Poor get poorer as recession threat looms: report
By Lisa Lambert
The gap between rich and poor in many states has broadened at a quickening pace since the last U.S. recession, which could make it difficult for low-income families to weather the current economic downturn, according to a report issued Wednesday.
Since the late 1990’s average incomes have declined 2.5 percent for families on the bottom fifth of the country’s economic ladder, while incomes have increased 9.1 percent for families on the top fifth, said the report from the liberal-leaning Center on Budget and Policy Priorities and Economic Policy Institute.
The result is that the average incomes of the top five percent of families are 12 times the average incomes of the bottom 20 percent.
"The report’s bottom line is that since the late 1980’s income gaps widened in 37 states and have not narrowed in any states," said Jared Bernstein, one of the report’s authors. "In fact, we’ve found that the trend toward growing inequality has accelerated during this decade."
Meanwhile, the middle class has remained virtually stagnant, with average incomes growing by just 1.3 percent in nearly eight years, the report said.
The report drew from 20 years of U.S. Census Bureau data collected from 1987 through 2006 on post-federal tax changes in real incomes, and is one of the few to record income inequality on a state-by-state basis. It did not include capital gains and losses in its calculations.
The technology boom and economic expansion of the late 1990’s put many lower-income families in better positions at the start of the 2001 economic downturn than they are in now, when many economists say a downturn has begun, Bernstein said.
Elizabeth McNichol, another author of the report, said wages grew before the 2001 recession, but they did not increase much during the past several years of recovery. In a conference call with reporters, she pointed to Connecticut, which has had the greatest increase in income inequality since the 1980’s, according to the report.
In Connecticut, incomes of the wealthiest 20 percent are eight times those of the poorest 20 percent, according to the report. New York has the greatest disparity, with incomes of the top 20 percent 8.7 times the bottom ones, followed by Alabama, where the top are 8.5 times the bottom.
Only recently has Connecticut begun recovering from the downturn of six years ago, according to Douglas Hall, associate director of research for Connecticut Voices for Children, who participated in the call.
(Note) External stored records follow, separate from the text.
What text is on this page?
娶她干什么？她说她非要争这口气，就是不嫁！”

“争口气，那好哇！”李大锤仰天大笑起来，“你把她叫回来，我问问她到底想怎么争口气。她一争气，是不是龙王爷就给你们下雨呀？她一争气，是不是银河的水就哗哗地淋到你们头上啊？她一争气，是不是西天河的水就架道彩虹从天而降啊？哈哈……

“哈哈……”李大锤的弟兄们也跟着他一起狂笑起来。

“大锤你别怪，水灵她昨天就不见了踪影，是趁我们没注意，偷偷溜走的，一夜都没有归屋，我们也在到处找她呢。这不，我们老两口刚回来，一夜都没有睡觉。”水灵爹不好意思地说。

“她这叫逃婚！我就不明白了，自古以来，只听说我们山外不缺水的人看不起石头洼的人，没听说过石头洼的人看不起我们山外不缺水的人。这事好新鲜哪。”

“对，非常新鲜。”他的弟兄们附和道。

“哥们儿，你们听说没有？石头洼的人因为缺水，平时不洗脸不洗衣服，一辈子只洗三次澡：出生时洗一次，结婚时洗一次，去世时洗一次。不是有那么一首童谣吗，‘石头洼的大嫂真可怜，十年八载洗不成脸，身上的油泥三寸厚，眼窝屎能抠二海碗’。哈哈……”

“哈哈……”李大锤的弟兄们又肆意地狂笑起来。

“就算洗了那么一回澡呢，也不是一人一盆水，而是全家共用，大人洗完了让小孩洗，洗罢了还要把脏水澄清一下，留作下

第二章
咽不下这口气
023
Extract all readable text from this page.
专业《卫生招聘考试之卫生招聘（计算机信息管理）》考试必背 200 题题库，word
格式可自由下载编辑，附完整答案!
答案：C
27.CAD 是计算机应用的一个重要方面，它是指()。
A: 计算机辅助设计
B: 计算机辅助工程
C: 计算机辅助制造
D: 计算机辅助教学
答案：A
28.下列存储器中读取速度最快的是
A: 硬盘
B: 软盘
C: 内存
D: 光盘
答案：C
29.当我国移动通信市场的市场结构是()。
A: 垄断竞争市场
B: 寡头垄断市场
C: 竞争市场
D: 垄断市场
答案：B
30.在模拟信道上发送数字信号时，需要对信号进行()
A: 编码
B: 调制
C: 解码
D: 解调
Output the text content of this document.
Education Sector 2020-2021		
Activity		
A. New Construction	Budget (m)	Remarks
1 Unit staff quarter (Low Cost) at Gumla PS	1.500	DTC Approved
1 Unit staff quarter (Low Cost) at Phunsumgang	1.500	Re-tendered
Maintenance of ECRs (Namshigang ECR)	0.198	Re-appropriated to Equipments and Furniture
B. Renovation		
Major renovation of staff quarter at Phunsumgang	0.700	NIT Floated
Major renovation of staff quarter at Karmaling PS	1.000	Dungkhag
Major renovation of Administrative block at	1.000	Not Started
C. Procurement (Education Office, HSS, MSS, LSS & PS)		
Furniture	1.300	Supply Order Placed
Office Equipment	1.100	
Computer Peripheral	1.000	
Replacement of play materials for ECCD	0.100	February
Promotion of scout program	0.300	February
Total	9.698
By August 2007 the state gained enough jobs to make up for those lost in the last recession, he said, but now it is losing them again.
Even though the study did not include capital gains, Bernstein said the effects of booming wealth on Wall Street for most of this decade did contribute to the spread between incomes, showing up as higher salaries.
Some have criticized income inequality studies. Writing for the conservative Cato Institute last year, Alan Reynolds said tax law changes skew the numbers. For example, executives once took stock options that were taxed as capital gains but now take nonqualified stock options that are taxed as salaries.
Bernstein said that if the report had considered capital gains, the disparities would have likely been greater, as capital gains generally affect higher-income people.